For National Insect Week, Dr Tom Breeze from the Modelling Landscapes for Resilient Pollination Services in the UK project, part of our Food Systems Resilience Programme, shares how bees are vital to global food security.
The next time you’re ordering your morning flat white, take time to pause and thank the humble bee for the caffeine buzz that’s kickstarting your day. What’s the connection? Well, bees play a key role in the pollination of coffee crops. While coffee trees are primarily self-pollinating, studies show that bees give the process an added boost, increasing yields and insuring we have a plentiful supply for the 95 million cups we consume daily in the UK.
It was Chaucer who first coined the phrase ‘as busy as bees’ in the 14th century in The Canterbury Tales and the bee is now synonymous with exhausting bursts of activity. Even so, most of us aren’t aware how the hard work of pollinators is crucial in ensuring we tuck into loaded plates of tasty food and stay healthy. According to Dr Tom Breeze, Research Fellow at the University of Reading, around one third of global crop production comes from insect-pollinated crop, a not-insignificant number given that the UK imports 40% of its food. “The majority of staple crops in our diet are wind-pollinated, such as rice, barley, oats and potatoes,” he says. “But without pollinators we wouldn’t have so much of the fruit and vegetables we enjoy.”
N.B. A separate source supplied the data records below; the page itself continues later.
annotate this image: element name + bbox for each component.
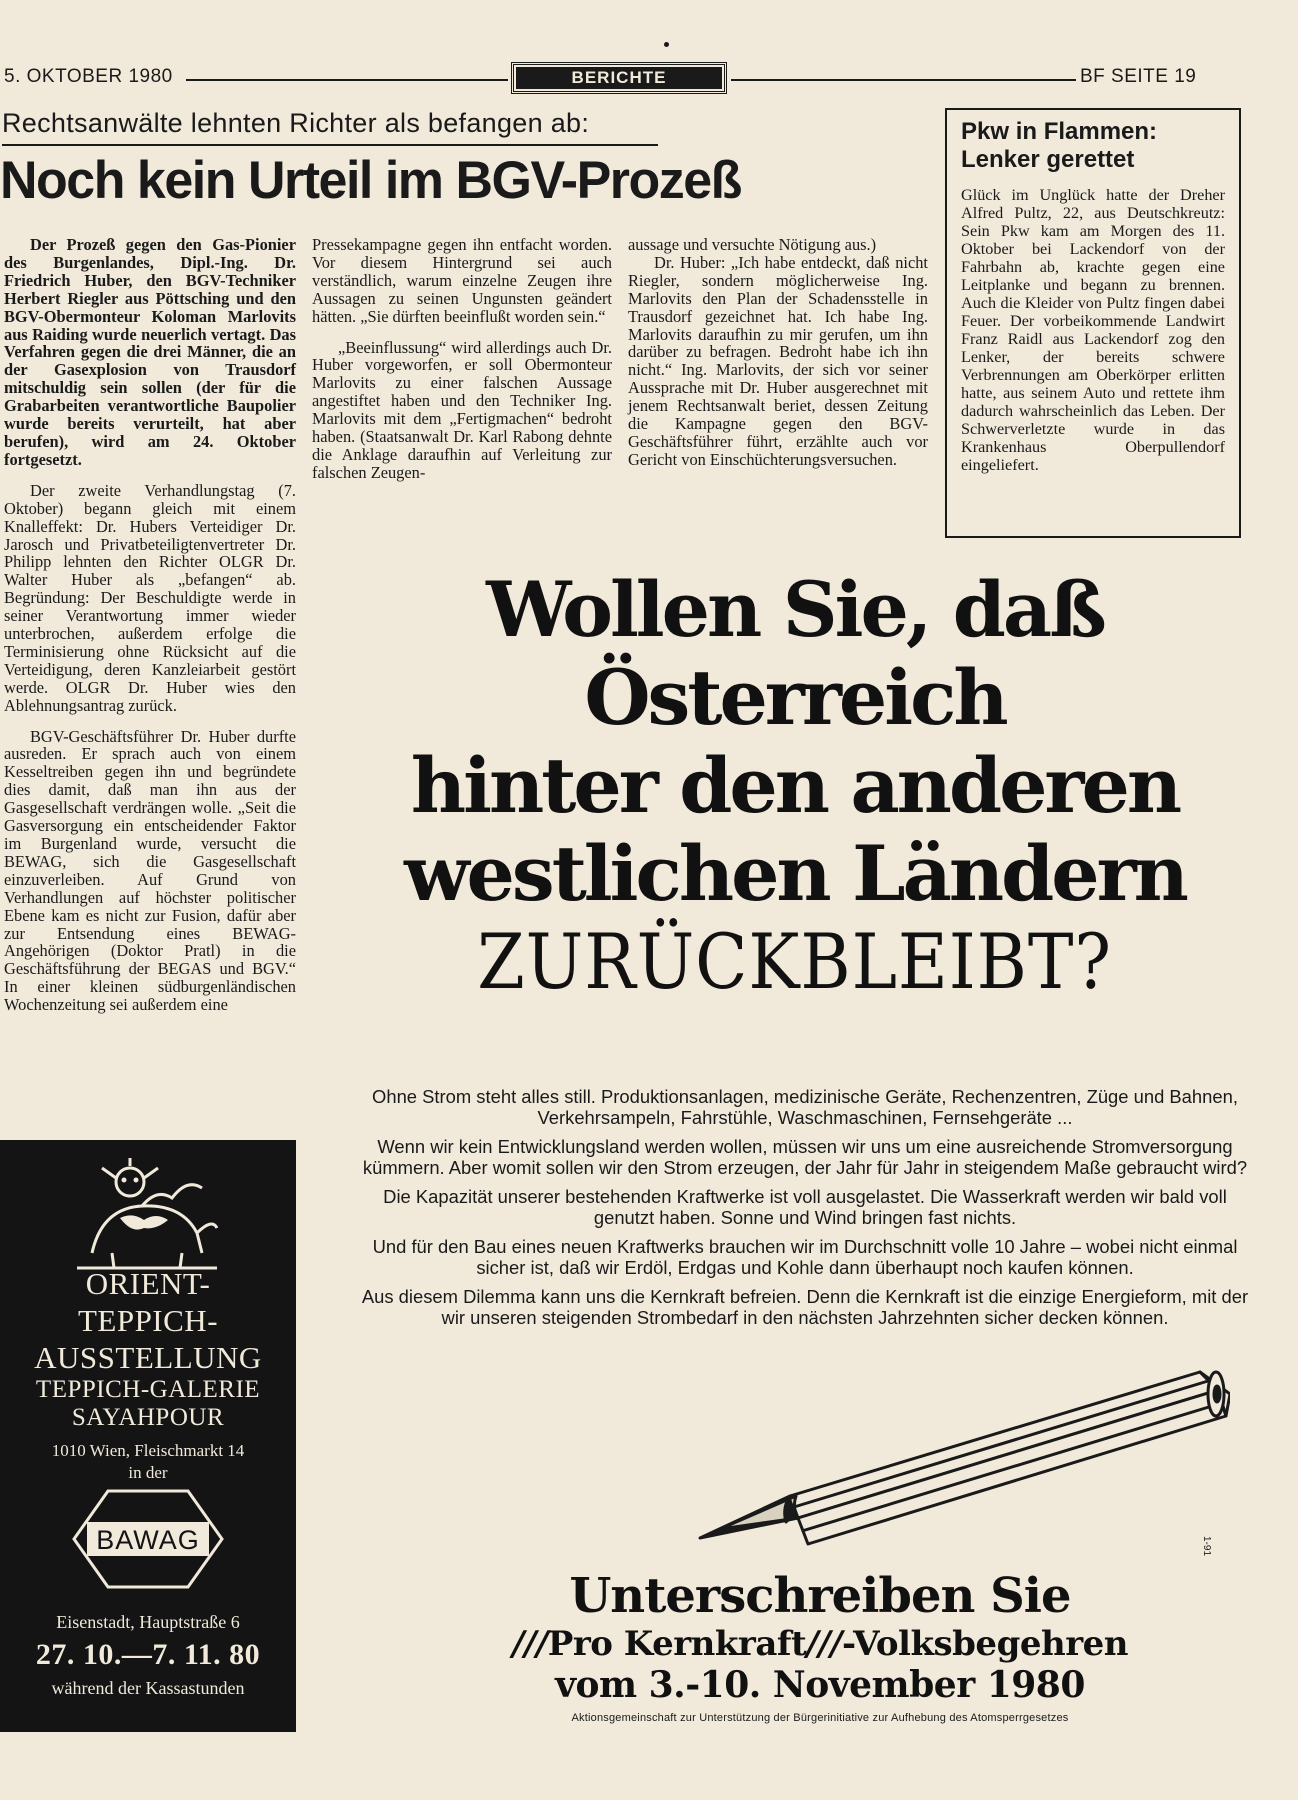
ad-code: 1-91 (1201, 1536, 1212, 1557)
lion-emblem-icon (72, 1158, 222, 1273)
article-paragraph: Der zweite Verhandlungstag (7. Oktober) begann gleich mit einem Knalleffekt: Dr. Hubers Verteidiger Dr. Jarosch und Privatbeteiligtenvertreter Dr. Philipp lehnten den Richter OLGR Dr. Walter Huber als „befangen“ ab. Begründung: Der Beschuldigte werde in seiner Verantwortung immer wieder unterbrochen, außerdem erfolge die Terminisierung ohne Rücksicht auf die Verteidigung, deren Kanzleiarbeit gestört werde. OLGR Dr. Huber wies den Ablehnungsantrag zurück. (4, 480, 296, 715)
carpet-ad (0, 1140, 296, 1732)
print-dot (664, 42, 669, 47)
bawag-logo-text: BAWAG (96, 1525, 200, 1555)
carpet-title (0, 1265, 296, 1376)
article-paragraph: Der Prozeß gegen den Gas-Pionier des Burgenlandes, Dipl.-Ing. Dr. Friedrich Huber, den BGV-Techniker Herbert Riegler aus Pöttsching und den BGV-Obermonteur Koloman Marlovits aus Raiding wurde neuerlich vertagt. Das Verfahren gegen die drei Männer, die an der Gasexplosion von Trausdorf mitschuldig sein sollen (der für die Grabarbeiten verantwortliche Baupolier wurde bereits verurteilt, hat aber berufen), wird am 24. Oktober fortgesetzt. (4, 235, 296, 469)
exhibition-dates: 27. 10.—7. 11. 80 (35, 1638, 261, 1671)
article-paragraph: BGV-Geschäftsführer Dr. Huber durfte ausreden. Er sprach auch von einem Kesseltreiben gegen ihn und begründete dies damit, daß man ihn aus der Gasgesellschaft verdrängen wolle. „Seit die Gasversorgung ein entscheidender Faktor im Burgenland wurde, versucht die BEWAG, sich die Gasgesellschaft einzuverleiben. Auf Grund von Verhandlungen auf höchster politischer Ebene kam es nicht zur Fusion, dafür aber zur Entsendung eines BEWAG-Angehörigen (Doktor Pratl) in die Geschäftsführung der BEGAS und BGV.“ In einer kleinen südburgenländischen Wochenzeitung sei außerdem eine (4, 726, 296, 1015)
headline-line: Österreich (584, 653, 1006, 742)
article-paragraph: „Beeinflussung“ wird allerdings auch Dr. Huber vorgeworfen, er soll Obermonteur Marlovits zu einer falschen Aussage angestiftet haben und den Techniker Ing. Marlovits mit dem „Fertigmachen“ bedroht haben. (Staatsanwalt Dr. Karl Rabong dehnte die Anklage daraufhin auf Verleitung zur falschen Zeugen- (312, 337, 612, 482)
signoff-campaign: Pro Kernkraft (547, 1624, 807, 1664)
signoff-line-3: vom 3.-10. November 1980 (555, 1664, 1085, 1706)
box-title-line-2: Lenker gerettet (961, 146, 1135, 173)
article-column-3 (628, 236, 928, 482)
ad-paragraph: Ohne Strom steht alles still. Produktionsanlagen, medizinische Geräte, Rechenzentren, Züge und Bahnen, Verkehrsampeln, Fahrstühle, Waschmaschinen, Fernsehgeräte ... (372, 1086, 1238, 1128)
news-box (945, 108, 1241, 538)
ad-sponsor-line: Aktionsgemeinschaft zur Unterstützung der Bürgerinitiative zur Aufhebung des Atomsperrgesetzes (571, 1712, 1069, 1724)
article-paragraph: Dr. Huber: „Ich habe entdeckt, daß nicht Riegler, sondern möglicherweise Ing. Marlovits den Plan der Schadensstelle in Trausdorf gezeichnet hat. Ich habe Ing. Marlovits daraufhin zu mir gerufen, um ihn darüber zu befragen. Bedroht habe ich ihn nicht.“ Ing. Marlovits, der sich vor seiner Aussprache mit Dr. Huber ausgerechnet mit jenem Rechtsanwalt beriet, dessen Zeitung die Kampagne gegen den BGV-Geschäftsführer führt, erzählte auch vor Gericht von Einschüchterungsversuchen. (628, 252, 928, 469)
header-rule-right (731, 79, 1076, 81)
article-kicker: Rechtsanwälte lehnten Richter als befangen ab: (2, 108, 590, 138)
bawag-logo (71, 1488, 225, 1590)
pencil-icon (690, 1368, 1230, 1548)
ad-paragraph: Aus diesem Dilemma kann uns die Kernkraft befreien. Denn die Kernkraft ist die einzige Energieform, mit der wir unseren steigenden Strombedarf in den nächsten Jahrzehnten sicher decken können. (361, 1286, 1249, 1328)
headline-line: westlichen Ländern (404, 829, 1186, 918)
box-text: Glück im Unglück hatte der Dreher Alfred Pultz, 22, aus Deutschkreutz: Sein Pkw kam am Morgen des 11. Oktober bei Lackendorf von der Fahrbahn ab, krachte gegen eine Leitplanke und begann zu brennen. Auch die Kleider von Pultz fingen dabei Feuer. Der vorbeikommende Landwirt Franz Raidl aus Lackendorf zog den Lenker, der bereits schwere Verbrennungen am Oberkörper erlitten hatte, aus seinem Auto und rettete ihm dadurch wahrscheinlich das Leben. Der Schwerverletzte wurde in das Krankenhaus Oberpullendorf eingeliefert. (961, 186, 1225, 474)
article-column-1 (4, 236, 296, 1027)
ad-paragraph: Und für den Bau eines neuen Kraftwerks brauchen wir im Durchschnitt volle 10 Jahre – wobei nicht einmal sicher ist, daß wir Erdöl, Erdgas und Kohle dann überhaupt noch kaufen können. (372, 1236, 1238, 1278)
article-paragraph: aussage und versuchte Nötigung aus.) (628, 235, 877, 254)
signoff-line-1: Unterschreiben Sie (569, 1568, 1071, 1624)
address-line: 1010 Wien, Fleischmarkt 14 (51, 1441, 245, 1460)
article-headline: Noch kein Urteil im BGV-Prozeß (0, 151, 741, 210)
headline-line: Wollen Sie, daß (486, 565, 1104, 654)
box-title (961, 118, 1225, 174)
nuclear-ad-body (360, 1086, 1250, 1336)
headline-line: hinter den anderen (410, 741, 1180, 830)
carpet-title-line: TEPPICH- (77, 1303, 219, 1338)
issue-date: 5. OKTOBER 1980 (4, 66, 173, 87)
carpet-title-line: ORIENT- (85, 1266, 211, 1301)
gallery-name (0, 1376, 296, 1432)
ad-paragraph: Wenn wir kein Entwicklungsland werden wollen, müssen wir uns um eine ausreichende Stromversorgung kümmern. Aber womit sollen wir den Strom erzeugen, der Jahr für Jahr in steigendem Maße gebraucht wird? (362, 1136, 1248, 1178)
gallery-name-line: SAYAHPOUR (71, 1404, 225, 1431)
exhibition-hours: während der Kassastunden (51, 1678, 245, 1698)
article-paragraph: Pressekampagne gegen ihn entfacht worden. Vor diesem Hintergrund sei auch verständlich, warum einzelne Zeugen ihre Aussagen zu seinen Ungunsten geändert hätten. „Sie dürften beeinflußt worden sein.“ (312, 235, 612, 326)
section-label-text: BERICHTE (516, 67, 722, 89)
page-number: BF SEITE 19 (1080, 66, 1197, 87)
slash-mark: /// (512, 1624, 548, 1664)
exhibition-location: Eisenstadt, Hauptstraße 6 (56, 1612, 240, 1632)
signoff-line-2 (420, 1624, 1220, 1664)
address-line: in der (128, 1463, 168, 1482)
slash-mark: /// (806, 1624, 842, 1664)
header-rule-left (186, 79, 508, 81)
box-title-line-1: Pkw in Flammen: (961, 118, 1158, 145)
nuclear-ad-signoff (420, 1568, 1220, 1706)
headline-line: ZURÜCKBLEIBT? (477, 917, 1113, 1006)
article-column-2 (312, 236, 612, 495)
carpet-title-line: AUSSTELLUNG (34, 1340, 262, 1375)
gallery-address (0, 1440, 296, 1484)
nuclear-ad-headline (300, 566, 1290, 1006)
gallery-name-line: TEPPICH-GALERIE (35, 1376, 261, 1403)
kicker-rule (2, 144, 658, 146)
ad-paragraph: Die Kapazität unserer bestehenden Kraftwerke ist voll ausgelastet. Die Wasserkraft werden wir bald voll genutzt haben. Sonne und Wind bringen fast nichts. (383, 1186, 1227, 1228)
signoff-campaign-end: -Volksbegehren (841, 1624, 1128, 1664)
section-label (511, 62, 727, 94)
Bees are not just responsible for ensuring the quantity of our food; the perfect shape of those showpiece fruits and vegetables stacked up in our supermarkets can be down to pollination too, as Tom explains. “If you’ve ever seen a strawberry that’s a bit malformed, that’s because every stigma in a flower has to receive pollen in order for it to set a proper seed and for the fruit to grow into the shape we like. When you see one of those small, warped strawberries, that’s down to improper pollination. It’s such a stark image of what happens without pollinating insects.”
Misshapen strawberries aside, insect-pollinated fruit and vegetables are a major source of micronutrients such as Vitamin A and folic acid. Take pollinating insects out of the system and according to Tom there would be around 1.4 million deaths globally per year from preventable illnesses. “On top of that, a lot more people would suffer from malnutrition,” says Tom. “The countries worst affected by this loss are often the ones which already suffer from rampant vitamin deficiency. While you and I may be able to buy vitamin supplements instead, many people in the developing world need pollinated crops for a healthy diet.”
Changes in climate and land use can cause populations of wild insects to decline or displace species from their natural range. With this comes a decline in the essential pollination services these insects provide. In the UK we’re better off than some countries at providing safe havens for wild insects, as Tom points out: “Thanks to measures such The Hedgerow Regulations, which protect hedgerows from destruction, we’re not as badly off as in some other countries.”
Tom is part of a team participating in the Modelling Landscapes for Resilient Pollination Services in the UK project to research how the way we manage our landscapes affects the types and numbers of pollinators and the pollination services they provide. Although the project is UK based, the impacts are potentially global. “When we’re drinking our coffee we’re not thinking about how we have our pollinators to thank for this,” says Tom. “While we should be concerned about pollinator losses at home, we should be just as worried about losses in places such as Africa and Southeast Asia. We tend focus on British bees, but actually pollinators play a role across the whole food web.”
The Modelling Landscapes for Resilient Pollination Services in the UK project is one of ten projects funded through the Global Food Security’s ‘Resilience of the UK Food System Programme’ with support from BBSRC, ESRC, NERC and Scottish Government. For more about researchers who are working to meet the challenge of providing the world’s growing population with access to safe, affordable and nutritious food, see: About the programme.
Whilst I fully support any campaign that keeps insect pollinators (including bees) well and active I would question the claims that they are as vital as some maintain. Many plants like fruits and vegetables rely to a considerable extent on entomophilous pollination the ‘big three’ Rice, Wheat and Maize are all wind pollinated as are all the other major cereals like Sorghum, Rye and Oats. Between them they contribute some 70% of the food calories consumed by humans. Also there are many species of pollinators, bees (of which there are many species) being one. Please can we keep bees in perspective as an important part of agriculture but not perhaps as vital as some would suggest.